Here in Ireland, post-recession and a little bowed, perhaps, by Brexit, more people are taking steps back into the luxury sphere as disposable spend increases. The mantra is to buy less but buy better. Since my return from Switzerland, I've watched and listened and it's clear from talking to the experts that instead of the trophy purchase, it's now about the experience and personal transformation. Luxury 2016 is about the 'better you'.
And speaking of you, personalisation is key in this retail space. It's not about the show-off logo any more. Think monogramming and subtle initials discreetly placed. A bespoke piece made just for you, unique to your taste, your body shape and lifestyle.
The Christmas 'Marvel Room' at Brown Thomas last year revealed a major appetite for monogramming and personalisation of products. Rae Feather, an Irish woman who has already slayed the luxury summer bag market with her monogrammed baskets, triggered a major rush on her monogrammed cashmere scarves costing €400. Irish men are increasingly bitten by the notion of bespoke and for the first time ever, Tom Ford makes his debut in the Made to Measure suiting event at BT next month. Starting price for the suits is €2,650.
Stephen Sealey, group general manager of the Brown Thomas Group, says modern luxury is about "going beyond the basic, functional minimum and investing in something which gives real pleasure, through design, materials and craftsmanship or innovation.
"Investment in luxury can be financial, or it can be an investment in time, or a combination of both. Irish people are discerning and knowledgeable about the world of luxury. They are confident about fashion, which can transcend the appeal of the brand name - indeed as a rule, branding is getting more discrete."
Forecasting a strong future for luxury brands, he says: "I think it is about the pleasure of owning a great product which has been carefully considered, well designed and manufactured with care - something that brings a smile to your face every time you use it or wear it."
Dublin-born fashion designer, Simone Rocha, is a perfect example of a brand attracting a youthful luxe customer. At 30, she is attracting huge attention on the world stage and was tipped to take over at Lanvin.
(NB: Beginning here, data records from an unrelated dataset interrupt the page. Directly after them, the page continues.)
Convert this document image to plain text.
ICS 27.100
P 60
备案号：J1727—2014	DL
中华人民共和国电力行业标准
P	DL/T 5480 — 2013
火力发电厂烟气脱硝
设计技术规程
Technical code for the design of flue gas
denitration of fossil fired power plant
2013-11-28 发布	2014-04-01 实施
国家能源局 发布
Her clothes, like the €2,300 dress (pictured right) from Havana in Donnybrook, appeal to a new generation of fashion fans who want to buy well and who desire collectables - her sought-after shoes being a case in point.
Big-name designer handbags continue to attract love from consumers, and from the world's biggest auction houses, too, who are now targeting luxury fashion to achieve record-breaking prices.
Last week, Louise Kennedy showcased her new AW16 collection which included delicate hand-beading and embroidery. The designer, who has her eye on expanding into the US, says, "there is a new luxury client that I have seen who is interested in craftsmanship. They are actually excited by the fact that you're not in every single city. They are so intrigued by this beading work and we've really seen it in our London store, they are excited by the fact that it's not a brand that is instantly recognisable."
Leading Irish retail consultant Eddie Shanahan says it is "an interesting time in luxury" and points to craftsmanship as "the value and the essence of luxury. The real luxury brands are subtle and quiet, they whisper, not scream."
Some people know the codes for real luxury across fashion, cars, furniture and interiors, and it's clear that in Ireland we now have new standard-bearers for our new kind of luxury shopping which is far more anonymous. It's pared back, it's all about good lines and you won't see obvious logos.
One of the most interesting moves by an Irish high street brand towards the luxury sphere takes place next Monday when designer Joanne Hynes launches her new clothing range for Dunnes Stores.
It includes Joanne's signature collar and also includes a €900 reversible shearling coat - an eye watering price tag for Dunnes and undoubtedly their single most expensive fashion garment to date.
The retail institution, famous for its mantra 'Better Value Beats Them All', clearly recognises an appetite for luxury and wants a slice of that Irish pie.